Friday, December 26, 2008
Friday, December 19, 2008
These pictures were taken last week before we went to Steve’s fancy work Christmas Party. I was feeling like I needed a pick me up from a rough week, so I had my hair done up for the first time. It was just the lift I needed.
Thursday, December 18, 2008
And so, my ever wise husband knew what I needed all along. By the first week of November I was enrolled in an oil painting class one night a week and it has been a joy to create. In a high school art class I did a black and white oil painting, but this is my first ever color oil. I hope to improve a lot over time, but it has been satisfying to finally start on this life long dream.
Hole in the rock. We saw (and could almost touch) dozens of playful dolphins on our way to the rock. We took lots of video, but didn't get any great dolphin pics.
A natural rock formation that looks just like a woman's profile.

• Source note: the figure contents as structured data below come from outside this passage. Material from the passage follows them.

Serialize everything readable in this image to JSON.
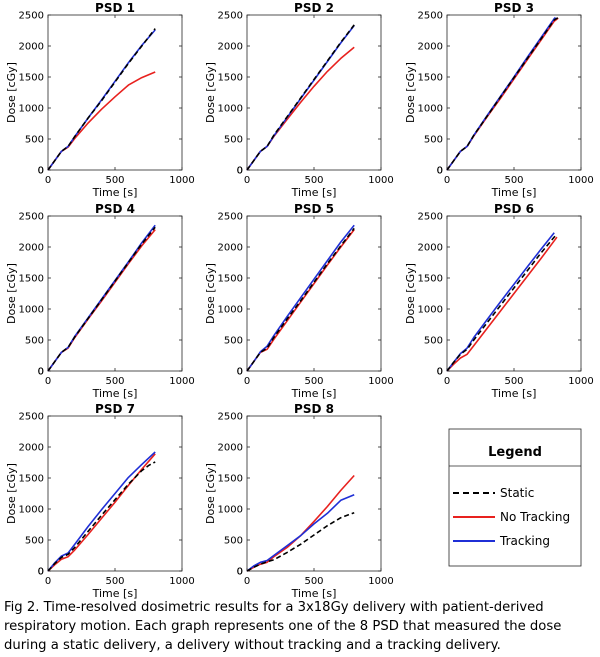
{
  "caption": "Fig 2. Time-resolved dosimetric results for a 3x18Gy delivery with patient-derived respiratory motion. Each graph represents one of the 8 PSD that measured the dose during a static delivery, a delivery without tracking and a tracking delivery.",
  "legend": {
    "title": "Legend",
    "items": [
      {
        "label": "Static",
        "color": "#000000",
        "dash": true
      },
      {
        "label": "No Tracking",
        "color": "#e8211e",
        "dash": false
      },
      {
        "label": "Tracking",
        "color": "#1f2fd6",
        "dash": false
      }
    ]
  },
  "chart_data": [
    {
      "type": "line",
      "title": "PSD 1",
      "xlabel": "Time [s]",
      "ylabel": "Dose [cGy]",
      "xlim": [
        0,
        1000
      ],
      "ylim": [
        0,
        2500
      ],
      "xticks": [
        0,
        500,
        1000
      ],
      "yticks": [
        0,
        500,
        1000,
        1500,
        2000,
        2500
      ],
      "series": [
        {
          "name": "Static",
          "x": [
            0,
            50,
            100,
            150,
            200,
            300,
            400,
            500,
            600,
            700,
            800
          ],
          "y": [
            0,
            150,
            300,
            380,
            540,
            840,
            1120,
            1420,
            1720,
            2000,
            2280
          ]
        },
        {
          "name": "No Tracking",
          "x": [
            0,
            50,
            100,
            150,
            200,
            300,
            400,
            500,
            600,
            700,
            800
          ],
          "y": [
            0,
            150,
            300,
            370,
            510,
            760,
            980,
            1180,
            1370,
            1490,
            1580
          ]
        },
        {
          "name": "Tracking",
          "x": [
            0,
            50,
            100,
            150,
            200,
            300,
            400,
            500,
            600,
            700,
            800
          ],
          "y": [
            0,
            150,
            300,
            380,
            540,
            840,
            1130,
            1430,
            1730,
            2010,
            2260
          ]
        }
      ]
    },
    {
      "type": "line",
      "title": "PSD 2",
      "xlabel": "Time [s]",
      "ylabel": "Dose [cGy]",
      "xlim": [
        0,
        1000
      ],
      "ylim": [
        0,
        2500
      ],
      "xticks": [
        0,
        500,
        1000
      ],
      "yticks": [
        0,
        500,
        1000,
        1500,
        2000,
        2500
      ],
      "series": [
        {
          "name": "Static",
          "x": [
            0,
            50,
            100,
            150,
            200,
            300,
            400,
            500,
            600,
            700,
            800
          ],
          "y": [
            0,
            150,
            300,
            380,
            560,
            860,
            1160,
            1460,
            1760,
            2060,
            2340
          ]
        },
        {
          "name": "No Tracking",
          "x": [
            0,
            50,
            100,
            150,
            200,
            300,
            400,
            500,
            600,
            700,
            800
          ],
          "y": [
            0,
            150,
            300,
            380,
            540,
            820,
            1090,
            1350,
            1590,
            1800,
            1980
          ]
        },
        {
          "name": "Tracking",
          "x": [
            0,
            50,
            100,
            150,
            200,
            300,
            400,
            500,
            600,
            700,
            800
          ],
          "y": [
            0,
            150,
            300,
            380,
            550,
            850,
            1150,
            1450,
            1750,
            2050,
            2330
          ]
        }
      ]
    },
    {
      "type": "line",
      "title": "PSD 3",
      "xlabel": "Time [s]",
      "ylabel": "Dose [cGy]",
      "xlim": [
        0,
        1000
      ],
      "ylim": [
        0,
        2500
      ],
      "xticks": [
        0,
        500,
        1000
      ],
      "yticks": [
        0,
        500,
        1000,
        1500,
        2000,
        2500
      ],
      "series": [
        {
          "name": "Static",
          "x": [
            0,
            50,
            100,
            150,
            200,
            300,
            400,
            500,
            600,
            700,
            800,
            830
          ],
          "y": [
            0,
            150,
            300,
            380,
            560,
            870,
            1180,
            1490,
            1800,
            2110,
            2420,
            2460
          ]
        },
        {
          "name": "No Tracking",
          "x": [
            0,
            50,
            100,
            150,
            200,
            300,
            400,
            500,
            600,
            700,
            800,
            830
          ],
          "y": [
            0,
            150,
            300,
            380,
            550,
            860,
            1160,
            1470,
            1780,
            2090,
            2400,
            2450
          ]
        },
        {
          "name": "Tracking",
          "x": [
            0,
            50,
            100,
            150,
            200,
            300,
            400,
            500,
            600,
            700,
            800,
            810
          ],
          "y": [
            0,
            150,
            300,
            380,
            560,
            880,
            1190,
            1500,
            1820,
            2130,
            2440,
            2460
          ]
        }
      ]
    },
    {
      "type": "line",
      "title": "PSD 4",
      "xlabel": "Time [s]",
      "ylabel": "Dose [cGy]",
      "xlim": [
        0,
        1000
      ],
      "ylim": [
        0,
        2500
      ],
      "xticks": [
        0,
        500,
        1000
      ],
      "yticks": [
        0,
        500,
        1000,
        1500,
        2000,
        2500
      ],
      "series": [
        {
          "name": "Static",
          "x": [
            0,
            50,
            100,
            150,
            200,
            300,
            400,
            500,
            600,
            700,
            800
          ],
          "y": [
            0,
            150,
            300,
            380,
            550,
            850,
            1150,
            1450,
            1750,
            2050,
            2320
          ]
        },
        {
          "name": "No Tracking",
          "x": [
            0,
            50,
            100,
            150,
            200,
            300,
            400,
            500,
            600,
            700,
            800
          ],
          "y": [
            0,
            150,
            300,
            370,
            540,
            840,
            1130,
            1430,
            1730,
            2020,
            2280
          ]
        },
        {
          "name": "Tracking",
          "x": [
            0,
            50,
            100,
            150,
            200,
            300,
            400,
            500,
            600,
            700,
            800
          ],
          "y": [
            0,
            150,
            300,
            380,
            560,
            860,
            1160,
            1460,
            1760,
            2070,
            2350
          ]
        }
      ]
    },
    {
      "type": "line",
      "title": "PSD 5",
      "xlabel": "Time [s]",
      "ylabel": "Dose [cGy]",
      "xlim": [
        0,
        1000
      ],
      "ylim": [
        0,
        2500
      ],
      "xticks": [
        0,
        500,
        1000
      ],
      "yticks": [
        0,
        500,
        1000,
        1500,
        2000,
        2500
      ],
      "series": [
        {
          "name": "Static",
          "x": [
            0,
            50,
            100,
            150,
            200,
            300,
            400,
            500,
            600,
            700,
            800
          ],
          "y": [
            0,
            150,
            300,
            370,
            540,
            840,
            1130,
            1430,
            1730,
            2020,
            2300
          ]
        },
        {
          "name": "No Tracking",
          "x": [
            0,
            50,
            100,
            150,
            200,
            300,
            400,
            500,
            600,
            700,
            800
          ],
          "y": [
            0,
            150,
            300,
            350,
            510,
            810,
            1110,
            1410,
            1710,
            2000,
            2280
          ]
        },
        {
          "name": "Tracking",
          "x": [
            0,
            50,
            100,
            150,
            200,
            300,
            400,
            500,
            600,
            700,
            800
          ],
          "y": [
            0,
            150,
            310,
            400,
            570,
            880,
            1180,
            1480,
            1780,
            2080,
            2350
          ]
        }
      ]
    },
    {
      "type": "line",
      "title": "PSD 6",
      "xlabel": "Time [s]",
      "ylabel": "Dose [cGy]",
      "xlim": [
        0,
        1000
      ],
      "ylim": [
        0,
        2500
      ],
      "xticks": [
        0,
        500,
        1000
      ],
      "yticks": [
        0,
        500,
        1000,
        1500,
        2000,
        2500
      ],
      "series": [
        {
          "name": "Static",
          "x": [
            0,
            50,
            100,
            150,
            200,
            300,
            400,
            500,
            600,
            700,
            800,
            820
          ],
          "y": [
            0,
            140,
            270,
            350,
            500,
            780,
            1060,
            1340,
            1620,
            1900,
            2160,
            2200
          ]
        },
        {
          "name": "No Tracking",
          "x": [
            0,
            50,
            100,
            150,
            200,
            300,
            400,
            500,
            600,
            700,
            800,
            820
          ],
          "y": [
            0,
            110,
            210,
            270,
            410,
            690,
            970,
            1250,
            1530,
            1810,
            2100,
            2160
          ]
        },
        {
          "name": "Tracking",
          "x": [
            0,
            50,
            100,
            150,
            200,
            300,
            400,
            500,
            600,
            700,
            800
          ],
          "y": [
            0,
            140,
            280,
            370,
            540,
            830,
            1120,
            1400,
            1680,
            1960,
            2230
          ]
        }
      ]
    },
    {
      "type": "line",
      "title": "PSD 7",
      "xlabel": "Time [s]",
      "ylabel": "Dose [cGy]",
      "xlim": [
        0,
        1000
      ],
      "ylim": [
        0,
        2500
      ],
      "xticks": [
        0,
        500,
        1000
      ],
      "yticks": [
        0,
        500,
        1000,
        1500,
        2000,
        2500
      ],
      "series": [
        {
          "name": "Static",
          "x": [
            0,
            50,
            100,
            150,
            200,
            300,
            400,
            500,
            600,
            700,
            750,
            800
          ],
          "y": [
            0,
            120,
            220,
            270,
            380,
            640,
            900,
            1150,
            1400,
            1620,
            1700,
            1760
          ]
        },
        {
          "name": "No Tracking",
          "x": [
            0,
            50,
            100,
            150,
            200,
            300,
            400,
            500,
            600,
            700,
            800
          ],
          "y": [
            0,
            100,
            190,
            230,
            340,
            590,
            850,
            1110,
            1380,
            1640,
            1890
          ]
        },
        {
          "name": "Tracking",
          "x": [
            0,
            50,
            100,
            150,
            200,
            300,
            400,
            500,
            600,
            700,
            800
          ],
          "y": [
            0,
            130,
            240,
            290,
            430,
            720,
            990,
            1250,
            1510,
            1720,
            1920
          ]
        }
      ]
    },
    {
      "type": "line",
      "title": "PSD 8",
      "xlabel": "Time [s]",
      "ylabel": "Dose [cGy]",
      "xlim": [
        0,
        1000
      ],
      "ylim": [
        0,
        2500
      ],
      "xticks": [
        0,
        500,
        1000
      ],
      "yticks": [
        0,
        500,
        1000,
        1500,
        2000,
        2500
      ],
      "series": [
        {
          "name": "Static",
          "x": [
            0,
            50,
            100,
            150,
            200,
            300,
            400,
            500,
            600,
            700,
            800
          ],
          "y": [
            0,
            60,
            110,
            150,
            180,
            300,
            430,
            580,
            730,
            860,
            940
          ]
        },
        {
          "name": "No Tracking",
          "x": [
            0,
            50,
            100,
            150,
            200,
            300,
            400,
            500,
            600,
            700,
            800
          ],
          "y": [
            0,
            60,
            110,
            140,
            230,
            380,
            570,
            800,
            1040,
            1300,
            1540
          ]
        },
        {
          "name": "Tracking",
          "x": [
            0,
            50,
            100,
            150,
            200,
            300,
            400,
            500,
            600,
            700,
            800
          ],
          "y": [
            0,
            80,
            140,
            170,
            250,
            410,
            570,
            760,
            930,
            1140,
            1230
          ]
        }
      ]
    }
  ]
}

To see a map of the places we traveled so far in this series, click on this link: <http://maps.google.com/maps/ms?msa=0&ie=UTF8&ll=-40.359103,172.875366&spn=8.067848,12.128906&z=6&msid=116765397961150020384.000451b63510a46db34d4>
Friday, December 12, 2008
Friday, December 5, 2008
This week was a painful one emotionally and physically as we experienced our first miscarriage. I was in a lot of pain over the weekend. Monday I contacted the doctor who wanted to see me right away. In the same afternoon I found out I was pregnant and that I couldn't keep the baby. The pregnancy was an ectopic or tubal pregnancy, meaning the baby was growing in my tube instead of my uterus. This is a serious condition because the tube will quickly rupture if it is not caught in time. My choices were invasive surgery and likely losing my fallopian tube or an injection of a low dose of a chemo drug, and the rare chance of losing my hair. I have to say it wasn't the funnest decision we've ever had to make. Because I have had 5 c-sections the surgery was an even higher risk for me, so we opted for the drug route. Steve was scheduled to leave out of town an hour before the procedure, and I thought I'd be brave and have him go anyway. My wise mother encouraged me to have him cancel his trip, and he let me know he would have anyway. I was so grateful to have him with me through the ordeal, and he was able to work from home the next two days to care for me. The procedure itself was pretty simple (two massive shots of a neon yellow liquid) but the experience was crushing. It is not very comforting to weep into a pillow that is covered with doctor's office crunchy tissue paper, but the nurses were sweet, the doctor caring and Steve held my hand through it all. With ultra sounds and doctors appointments it took the bulk of the day Tuesday and my mother graciously cared for the kids at our home. Wednesday was the worst of it, with nausea and cramping and generally feeling lousy from the drug injection. It also made my brain fuzzy and I couldn't sleep. As I lay wide awake in the early morning hours on Wednesday I thought of all the sweet children I know that have had to or are currently going through the chemo process. I wanted to hug Jacob and Serenity and Tyler to me and kiss them for being so brave. A huge thanks to my sister Bree and sister-in-law Becca and my Mom for caring for my children while I recovered. Wednesday I was at 100% yuck, Thursday 50%, but today, Friday, I'm feeling mostly myself again - about 10% left to full recovery. Tonight my gold wedding ring turned my finger green. Is that bad? We will have to wait awhile to try again because of the chemical in my system.
Thank you everyone for your kindness and prayers. I am so grateful we caught the problem early and that we have the medical technology to solve the problem (women have died from ectopic pregnancy's in the past.) We would love to have another baby and trust in the Lord's timing for our family.
Friday, November 28, 2008
Thursday, November 20, 2008
Daniel- Being in the play was a great experience. I loved being a lost boy. It was really fun meeting all of the people. My favorite part of the play was when they were in the nursery because there were funny parts.
Janey- My favorite part of being in the play was doing curtain call, because we got to come in first to bow. My favorite part of the play is when Michael is learning to fly and the only happy thought he can think of is candy.
After the curtain closed Monday on the final performance of Peter Pan, (yes, I dutifully watched my children in all 6 performances,) I had to “grow-up” and contemplate putting structure and order back in our lives. I officially declared Tuesday “recover from Peter Pan day.” I let everyone sleep in (after many late night performances) and then put them all to work. We cleaned and did laundry for 9 hours straight. Wednesday we woke to our wonderfully clean house and rebooted our familiar homeschool routine. (Now if I could just get the songs out of my head!) The play was a great experience and the kids are looking forward to doing another. I told them it could be an annual project, because I just don’t think I (or my house) could handle the intense play schedule more often than that.